Segundo estes espirituais, procurar Deus, não é mais encontrá-l’O no exterior, mas neles mesmos, um Deus muito vivo (neles), que se manifesta de vez em quando (neles), quando Ele quer “divinizar” um pouco quer a sua maneira de se comportar (34), quer a de intervir no seu meio (43). Eles aceitam abandonar, assim, um pouco, sucessivamente, a sua maneira pessoal de sentir (134), de julgar (234)... na qual faziam consistir o seu eu profundo (tão simples e sempre idêntico) e descobrem progressivamente neles um super-eu que quer conduzir a sua existência de uma maneira soberana que ultrapassa totalmente a sua. E é para eles o início da noite do Espírito, isto é, da noite do seu eu, numa passividade sempre maior dele, mas também num abandono e numa paz cada vez mais profundos.

A minha análise da evolução mental punha em evidência a actividade característica do homem que consistia simplesmente, unicamente, em estender a consciência do seu eu à dos outros, mesmo desde a sua mais tenra infância. Além disso, graças à divinização progressiva pela qual Deus quer enriquecer o homem desde o seu nascimento, também esta consciência de si mesmo permite-lhe abrir a consciência do seu eu à do seu super-eu que por ele será percebido como Deus-Pai que desde sempre o persegue com o seu amor, quando o faz participar na sua espiração activa do Espírito de amor. Chegará o dia em que ele se abrirá a um Deus-Luz, quando o Filho o fizer participar também, da sua própria visão do Pai, na sua Sabedoria. Ele penetrará, enfim, totalmente no gozo destas inspirações do Espírito de amor que descobre em si, a partir de agora, mas na penumbra da fé. A maneira de se comportar e de intervir será semelhante então, à de Deus. Amará os outros à maneira de Deus através destas moções mais ou menos numerosas que Ele lhe inspira, a ele e aos outros, que, por seu lado, serão felizes de lhas relevar. E isto será, para todos, o Paraíso.

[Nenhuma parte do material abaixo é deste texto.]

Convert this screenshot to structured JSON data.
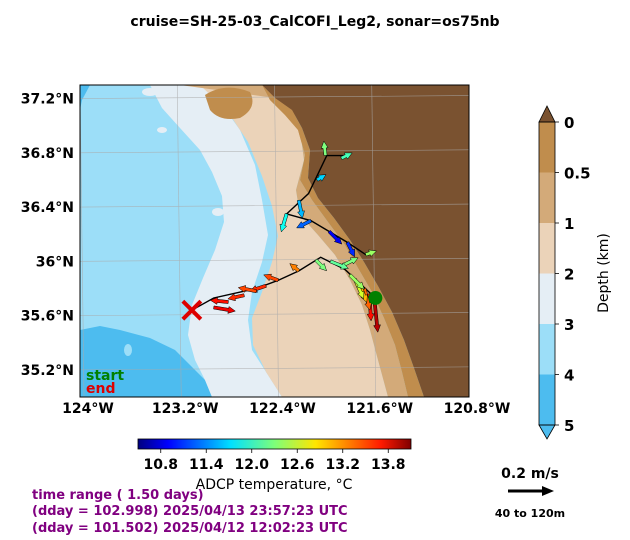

Eis caro Padre, os “projectos”, que me ocupam inteiramente neste momento. A nossa Casa, que é semelhante à de Mougins 2, não tem nem Fax nem acesso à Internet.

Obrigado pela tua carta. Fraternalmente

Antoine Werlen

P.S. Saudações especiais para o P. André Perroux. Estou a lembrar-me, agora, que o P. Leclerc, quando era provincial, submeteu-lhe, em 1975, a leitura de um dos meus numerosos trabalhos sobre a Subida da alma. Encontrei-o, aliás, entre as suas coisas, após a sua morte. Li com interesse o seu último livro sobre o P. Dehon, assim como o seu estudo sobre a Reparação Acolhimento do Espírito, tema que eu mesmo tinha abordado no meu artigo supracitado de Dehoniana. Pode ser que o verniz científico com que pintei o meu trabalho da vida espiritual do P. Dehon o convide a perder um pouco do seu tempo para o reler... com coragem e, quero crer, também com um certo interesse...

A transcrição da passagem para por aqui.